Within the social science spectrum, there is an increasing interest for automatically analysing texts to derive computable data. This course’s content, in particular, investigates research drawn from internet-based data sources such as social media, online news, large digital archives, as well as public comments to news and products. This emerging field of studies is also called Computational Social Science, and is rapidly becoming an extremely sought-after specialization within data and social sciences (Lazer et al., 2009).

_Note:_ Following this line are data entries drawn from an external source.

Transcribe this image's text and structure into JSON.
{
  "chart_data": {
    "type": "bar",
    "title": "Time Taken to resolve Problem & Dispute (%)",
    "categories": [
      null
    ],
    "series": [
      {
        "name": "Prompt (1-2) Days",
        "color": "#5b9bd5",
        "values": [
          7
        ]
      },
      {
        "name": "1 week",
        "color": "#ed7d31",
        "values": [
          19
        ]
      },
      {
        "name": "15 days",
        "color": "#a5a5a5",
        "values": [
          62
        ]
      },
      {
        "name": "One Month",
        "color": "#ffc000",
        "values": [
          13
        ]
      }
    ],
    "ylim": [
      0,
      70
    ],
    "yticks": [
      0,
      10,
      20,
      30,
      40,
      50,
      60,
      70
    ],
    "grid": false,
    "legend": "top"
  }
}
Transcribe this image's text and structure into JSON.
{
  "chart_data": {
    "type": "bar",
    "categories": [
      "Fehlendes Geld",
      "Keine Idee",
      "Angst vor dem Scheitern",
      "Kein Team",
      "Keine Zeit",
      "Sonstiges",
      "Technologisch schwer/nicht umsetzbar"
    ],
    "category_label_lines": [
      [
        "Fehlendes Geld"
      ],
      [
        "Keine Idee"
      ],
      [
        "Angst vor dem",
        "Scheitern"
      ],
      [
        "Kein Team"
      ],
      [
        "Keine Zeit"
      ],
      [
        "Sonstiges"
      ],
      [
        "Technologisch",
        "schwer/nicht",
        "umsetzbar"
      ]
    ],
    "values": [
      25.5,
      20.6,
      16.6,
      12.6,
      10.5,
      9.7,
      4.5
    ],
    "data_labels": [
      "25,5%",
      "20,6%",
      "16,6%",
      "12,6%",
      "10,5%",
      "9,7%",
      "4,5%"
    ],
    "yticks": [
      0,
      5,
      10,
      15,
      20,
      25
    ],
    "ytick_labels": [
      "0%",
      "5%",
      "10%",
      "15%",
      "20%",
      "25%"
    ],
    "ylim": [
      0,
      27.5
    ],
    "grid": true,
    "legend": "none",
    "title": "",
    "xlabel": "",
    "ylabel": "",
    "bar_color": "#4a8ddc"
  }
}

This workshop will provide insights into the basic concepts, challenges, and opportunities associated with data so large that traditional research methods (like manual coding) can no longer be applied. Instead, participants are introduced to strategies and techniques for analysing large quantities of text, and are then taught how to examine and incorporate concrete examples and templates than can then be shared and modified for self-research projects within this data science. Additionally, the class gives an introduction to the valuable programming language, Python, that can be used to apply those strategies within data analysis. Python is an extremely versatile program ranked as one of the top most useful programming languages today. Students can expect to have a clear understanding of Python’s basics, advancing their academic and professional opportunities and engagements.
The beginning of the course will include an overview about the program Python, how it differs from other programs such as SPSS or STATA, and an evaluation of the basic datatypes and structures Python uses. Common tools to work with Python (such as Jupyter notebooks) are introduced, and the most productive and convenient practices for using those tools are demonstrated to help students advance their skill sets and make their knowledge more marketable.
In the next segment, the basics of programming in Python will be demonstrated and discussed, followed by learning how to conduct a sentiment analysis. After this, an introduction into the techniques needed for automated content analysis (reading, cleaning, and processing natural language) is given, followed by examples of how to apply supervised and unsupervised machine learning (which can, for example, be used to identify specific topics within texts and their values).
In the last part of the class, web scraping and parsing for retrieving online content will be introduced and examined. At the end of the class, participants will be able to demonstrate these skills through a chosen project based on their own data or on content retrieved from the web.
The workshop is constructed to be very practical and applicable, with most of the teaching using a hands-on approach. Apart from lectures, time will be given to students to engage with the code and apply it to specific projects and fields of interest.